On the design of optimal computer experiments to model solvent effects on reaction kinetics†

Abstract

Developing an accurate predictive model of solvent effects on reaction kinetics is a challenging task, yet it can play an important role in process development. While first-principles or machine learning models are often compute- or data-intensive, simple surrogate models, such as multivariate linear or quadratic regression models, are useful when computational resources and data are scarce. The judicious choice of a small set of training data, i.e., a set of solvents in which quantum mechanical (QM) calculations of liquid-phase rate constants are to be performed, is critical to obtaining a reliable model. This is, however, made especially challenging by the highly irregular shape of the discrete space of possible experiments (solvent choices). In this work, we demonstrate that when choosing a set of computer experiments to generate training data, the D-optimality criterion value of the chosen set correlates well with the likelihood of achieving good model performance.

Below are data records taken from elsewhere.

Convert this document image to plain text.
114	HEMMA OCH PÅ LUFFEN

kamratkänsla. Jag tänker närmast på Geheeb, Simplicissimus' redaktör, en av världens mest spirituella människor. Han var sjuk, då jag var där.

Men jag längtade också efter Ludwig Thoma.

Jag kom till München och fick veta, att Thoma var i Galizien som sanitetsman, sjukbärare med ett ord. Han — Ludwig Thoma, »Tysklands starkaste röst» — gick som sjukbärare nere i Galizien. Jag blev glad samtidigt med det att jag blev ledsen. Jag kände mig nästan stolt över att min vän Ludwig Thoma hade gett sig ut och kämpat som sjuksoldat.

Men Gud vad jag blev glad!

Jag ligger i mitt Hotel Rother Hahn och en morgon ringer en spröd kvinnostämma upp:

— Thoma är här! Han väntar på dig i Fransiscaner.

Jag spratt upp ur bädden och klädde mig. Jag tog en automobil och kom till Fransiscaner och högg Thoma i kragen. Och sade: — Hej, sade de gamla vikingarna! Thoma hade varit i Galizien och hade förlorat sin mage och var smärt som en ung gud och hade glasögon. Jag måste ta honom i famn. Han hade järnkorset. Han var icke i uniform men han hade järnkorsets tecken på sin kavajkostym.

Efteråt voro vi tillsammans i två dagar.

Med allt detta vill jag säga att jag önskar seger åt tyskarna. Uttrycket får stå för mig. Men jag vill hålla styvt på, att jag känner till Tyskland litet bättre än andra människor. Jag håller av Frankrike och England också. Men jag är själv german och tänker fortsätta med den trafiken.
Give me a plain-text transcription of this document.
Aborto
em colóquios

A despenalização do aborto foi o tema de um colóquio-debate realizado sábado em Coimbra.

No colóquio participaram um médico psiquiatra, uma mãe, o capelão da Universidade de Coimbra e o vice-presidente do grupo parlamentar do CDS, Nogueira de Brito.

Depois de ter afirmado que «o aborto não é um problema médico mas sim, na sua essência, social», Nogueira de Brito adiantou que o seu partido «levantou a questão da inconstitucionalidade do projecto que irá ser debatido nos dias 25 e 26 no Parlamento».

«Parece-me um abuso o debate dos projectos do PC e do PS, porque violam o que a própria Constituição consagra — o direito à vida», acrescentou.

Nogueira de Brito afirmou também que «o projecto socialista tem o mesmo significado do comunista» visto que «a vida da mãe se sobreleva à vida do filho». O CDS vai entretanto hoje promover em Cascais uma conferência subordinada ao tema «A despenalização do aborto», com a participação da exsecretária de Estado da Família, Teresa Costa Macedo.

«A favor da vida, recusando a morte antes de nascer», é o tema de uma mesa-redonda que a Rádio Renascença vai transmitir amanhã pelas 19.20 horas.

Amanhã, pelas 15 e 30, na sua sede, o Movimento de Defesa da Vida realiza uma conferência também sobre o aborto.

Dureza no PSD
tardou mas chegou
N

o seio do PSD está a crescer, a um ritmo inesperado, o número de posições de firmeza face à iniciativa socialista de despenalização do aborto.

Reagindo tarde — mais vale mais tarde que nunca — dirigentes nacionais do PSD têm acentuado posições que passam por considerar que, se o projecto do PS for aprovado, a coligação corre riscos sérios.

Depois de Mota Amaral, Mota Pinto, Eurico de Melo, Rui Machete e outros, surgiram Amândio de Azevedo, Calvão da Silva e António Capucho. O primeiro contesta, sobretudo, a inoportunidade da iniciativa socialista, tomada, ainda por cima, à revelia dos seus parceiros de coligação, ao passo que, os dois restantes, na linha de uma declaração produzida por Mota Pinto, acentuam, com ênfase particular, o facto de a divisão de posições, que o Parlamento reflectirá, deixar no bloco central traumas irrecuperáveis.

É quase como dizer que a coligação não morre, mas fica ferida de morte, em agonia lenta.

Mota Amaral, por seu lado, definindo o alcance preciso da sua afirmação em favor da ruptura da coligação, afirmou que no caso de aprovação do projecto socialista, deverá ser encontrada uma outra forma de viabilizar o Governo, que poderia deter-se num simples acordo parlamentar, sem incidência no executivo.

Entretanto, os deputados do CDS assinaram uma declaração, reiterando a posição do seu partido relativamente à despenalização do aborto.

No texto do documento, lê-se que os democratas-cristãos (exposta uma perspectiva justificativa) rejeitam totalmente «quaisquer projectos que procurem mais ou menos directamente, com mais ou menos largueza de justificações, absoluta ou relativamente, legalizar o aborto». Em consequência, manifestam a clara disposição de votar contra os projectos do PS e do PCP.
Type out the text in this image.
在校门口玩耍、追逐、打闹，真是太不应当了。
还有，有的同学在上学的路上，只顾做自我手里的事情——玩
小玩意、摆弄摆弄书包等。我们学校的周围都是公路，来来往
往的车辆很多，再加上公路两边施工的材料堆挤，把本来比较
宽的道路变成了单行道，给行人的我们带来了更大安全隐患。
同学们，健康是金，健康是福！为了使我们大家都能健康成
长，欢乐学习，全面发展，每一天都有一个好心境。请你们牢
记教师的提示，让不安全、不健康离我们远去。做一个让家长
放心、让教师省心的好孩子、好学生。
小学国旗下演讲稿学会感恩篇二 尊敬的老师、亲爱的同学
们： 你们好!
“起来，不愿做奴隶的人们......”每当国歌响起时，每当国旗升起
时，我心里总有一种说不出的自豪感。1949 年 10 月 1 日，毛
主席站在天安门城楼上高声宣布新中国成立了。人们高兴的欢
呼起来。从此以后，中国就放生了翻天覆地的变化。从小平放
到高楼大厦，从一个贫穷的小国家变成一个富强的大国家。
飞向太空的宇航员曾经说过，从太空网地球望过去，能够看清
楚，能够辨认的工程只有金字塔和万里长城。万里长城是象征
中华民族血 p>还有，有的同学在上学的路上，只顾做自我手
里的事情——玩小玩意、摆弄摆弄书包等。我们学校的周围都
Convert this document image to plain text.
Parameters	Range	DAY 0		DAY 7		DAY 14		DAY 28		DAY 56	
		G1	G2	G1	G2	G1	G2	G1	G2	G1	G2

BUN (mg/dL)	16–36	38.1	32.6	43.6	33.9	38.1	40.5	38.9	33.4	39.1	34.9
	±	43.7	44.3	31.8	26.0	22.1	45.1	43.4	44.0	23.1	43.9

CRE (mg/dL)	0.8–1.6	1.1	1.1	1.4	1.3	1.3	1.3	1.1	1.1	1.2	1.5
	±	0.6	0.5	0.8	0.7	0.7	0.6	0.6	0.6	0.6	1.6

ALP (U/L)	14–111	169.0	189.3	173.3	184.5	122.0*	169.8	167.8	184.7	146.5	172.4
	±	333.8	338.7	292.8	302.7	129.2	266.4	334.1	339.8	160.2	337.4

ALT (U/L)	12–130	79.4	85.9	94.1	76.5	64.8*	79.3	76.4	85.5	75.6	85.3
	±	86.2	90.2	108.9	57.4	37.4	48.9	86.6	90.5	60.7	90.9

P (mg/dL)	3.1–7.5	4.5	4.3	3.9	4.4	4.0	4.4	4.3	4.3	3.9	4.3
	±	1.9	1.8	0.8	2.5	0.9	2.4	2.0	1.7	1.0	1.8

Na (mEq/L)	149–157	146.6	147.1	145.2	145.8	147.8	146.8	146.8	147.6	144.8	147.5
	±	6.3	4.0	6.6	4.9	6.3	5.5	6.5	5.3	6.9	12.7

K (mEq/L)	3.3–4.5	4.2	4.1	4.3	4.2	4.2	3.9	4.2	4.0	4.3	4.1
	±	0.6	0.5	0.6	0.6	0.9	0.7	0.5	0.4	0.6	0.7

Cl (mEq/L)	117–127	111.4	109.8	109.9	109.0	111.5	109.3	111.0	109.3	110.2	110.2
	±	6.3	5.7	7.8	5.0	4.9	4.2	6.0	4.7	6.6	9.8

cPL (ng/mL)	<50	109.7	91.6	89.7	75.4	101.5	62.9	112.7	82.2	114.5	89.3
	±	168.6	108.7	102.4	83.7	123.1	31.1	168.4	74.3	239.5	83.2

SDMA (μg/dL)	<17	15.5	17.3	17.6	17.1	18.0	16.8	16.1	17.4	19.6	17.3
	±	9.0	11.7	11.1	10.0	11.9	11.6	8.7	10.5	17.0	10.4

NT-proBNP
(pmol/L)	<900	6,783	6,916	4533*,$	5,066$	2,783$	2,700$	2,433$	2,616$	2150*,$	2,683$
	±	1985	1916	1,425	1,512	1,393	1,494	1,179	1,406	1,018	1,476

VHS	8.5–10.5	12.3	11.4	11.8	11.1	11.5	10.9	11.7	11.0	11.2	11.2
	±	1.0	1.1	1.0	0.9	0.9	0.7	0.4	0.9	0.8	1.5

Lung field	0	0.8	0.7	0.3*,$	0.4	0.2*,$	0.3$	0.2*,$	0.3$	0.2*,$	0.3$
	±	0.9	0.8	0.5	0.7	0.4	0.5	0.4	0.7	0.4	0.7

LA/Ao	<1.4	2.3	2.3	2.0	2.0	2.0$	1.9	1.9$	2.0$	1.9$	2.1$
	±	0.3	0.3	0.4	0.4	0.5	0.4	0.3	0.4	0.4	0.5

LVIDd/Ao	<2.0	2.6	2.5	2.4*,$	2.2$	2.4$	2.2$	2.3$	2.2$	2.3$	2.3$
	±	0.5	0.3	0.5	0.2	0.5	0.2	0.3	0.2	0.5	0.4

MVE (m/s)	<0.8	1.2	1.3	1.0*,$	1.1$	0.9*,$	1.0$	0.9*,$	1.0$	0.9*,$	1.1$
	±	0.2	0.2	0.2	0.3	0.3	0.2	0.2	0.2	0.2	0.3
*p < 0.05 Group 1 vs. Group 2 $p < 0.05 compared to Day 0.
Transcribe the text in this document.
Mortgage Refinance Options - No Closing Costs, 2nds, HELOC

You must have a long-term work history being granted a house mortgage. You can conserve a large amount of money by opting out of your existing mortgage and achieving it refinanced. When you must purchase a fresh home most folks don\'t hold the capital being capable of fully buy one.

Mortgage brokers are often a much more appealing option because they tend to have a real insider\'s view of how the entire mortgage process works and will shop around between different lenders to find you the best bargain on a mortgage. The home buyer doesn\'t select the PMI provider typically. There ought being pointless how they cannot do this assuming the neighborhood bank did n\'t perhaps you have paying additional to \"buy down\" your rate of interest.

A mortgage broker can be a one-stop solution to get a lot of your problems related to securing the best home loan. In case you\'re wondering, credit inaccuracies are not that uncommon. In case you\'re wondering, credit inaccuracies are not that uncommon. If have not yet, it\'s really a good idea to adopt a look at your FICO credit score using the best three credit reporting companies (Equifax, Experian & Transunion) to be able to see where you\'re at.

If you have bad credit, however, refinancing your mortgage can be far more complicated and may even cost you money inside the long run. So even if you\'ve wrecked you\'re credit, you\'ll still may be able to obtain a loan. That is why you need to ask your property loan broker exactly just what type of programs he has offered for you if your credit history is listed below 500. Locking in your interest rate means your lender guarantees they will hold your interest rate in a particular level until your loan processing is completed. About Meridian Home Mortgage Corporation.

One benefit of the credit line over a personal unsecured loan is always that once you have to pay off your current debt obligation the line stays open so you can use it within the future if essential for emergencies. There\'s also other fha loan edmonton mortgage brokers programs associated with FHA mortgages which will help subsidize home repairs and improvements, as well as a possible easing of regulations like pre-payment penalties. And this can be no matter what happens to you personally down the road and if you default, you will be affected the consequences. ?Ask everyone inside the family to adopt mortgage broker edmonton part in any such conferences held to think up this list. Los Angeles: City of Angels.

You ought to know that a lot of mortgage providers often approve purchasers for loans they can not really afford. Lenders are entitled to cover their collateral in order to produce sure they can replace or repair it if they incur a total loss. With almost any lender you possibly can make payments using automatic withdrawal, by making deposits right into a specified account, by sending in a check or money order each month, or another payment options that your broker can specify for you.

With the Menshutkin reaction of pyridine and phenacyl bromide as a case study, this finding is further verified via the evaluation of the surrogate models regressed using D-optimal solvent sets generated from four distinct selection spaces. We also find that incorporating quadratic terms in the surrogate model and choosing the D-optimal solvent set from a selection space similar to the test set can significantly improve the accuracy of reaction rate constant predictions while using a small training dataset. Our approach holds promise for the use of statistical optimality criteria for other types of computer experiments, supporting the construction of surrogate models with reduced resource and data requirements.